Gingerbread houses were being made in Germany around the early 1800s.  Historians can’t agree whether the Witch’s’ house in Hansel and Gretel was inspired by the craft of gingerbread house making or if the craft was inspired by the story, but the craft got a big boost from the Brothers Grimm tale.  German settlers took the tradition with them to the United States, especially in Pennsylvania.  By this time, gingerbread was made with flour, eggs, butter and other spices, using either honey or molasses.  The cookies were like shortbread, and the cake had developed.  Cookie cutters were probably used more than molds at that time.  Gingerbread men and animals were hung as ornaments on Christmas trees. The Pennsylvania Dutch baked and decorated very large gingerbread cookies around Christmastime to decorate the windows of their homes.

Gingerbread has a long (and yummy!) history.  It’s association with special occasions lead to its place in Christmas tradition.  (But you don’t have to wait ’til then to enjoy it!)

*****

This blog is in no way a complete history of the delicacy.  Check out these and other sources to get a better picture:

The Food Timeline – http://www.foodtimeline.org/christmasfood.html  Scroll down to the artlce on gingerbread.
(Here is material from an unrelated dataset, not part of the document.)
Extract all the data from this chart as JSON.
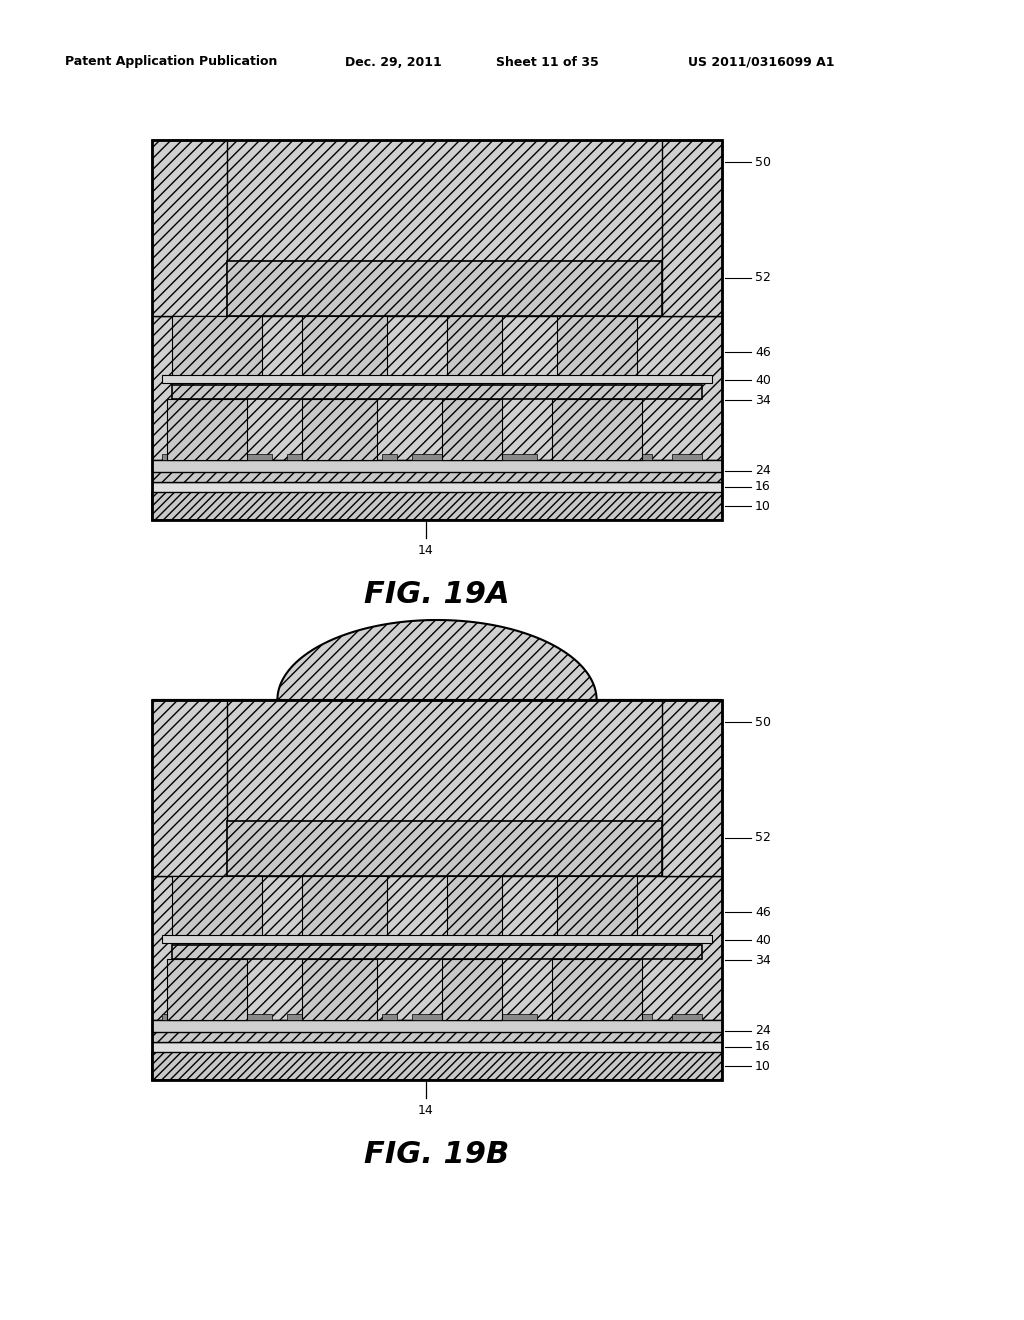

An in depth essay by Dr. Alice Ross, along with some historic recipes – http://www.journalofantiques.com/hearthdec.htm

The article on gingerbread in Encyclopedia of Christmas, available at CCLS.

Gingerbread cookie, men and house recipes can be found on the internet using your favorite search engine.  My favorite gingersnap recipe comes from a December 12, 2002 Atlanta Journal-Constitution article.  Access it using the Newsbank database available through CCLS (click here).

When baking, make sure your ginger and other spices are as fresh as possible (no more than a year old) for the best flavor.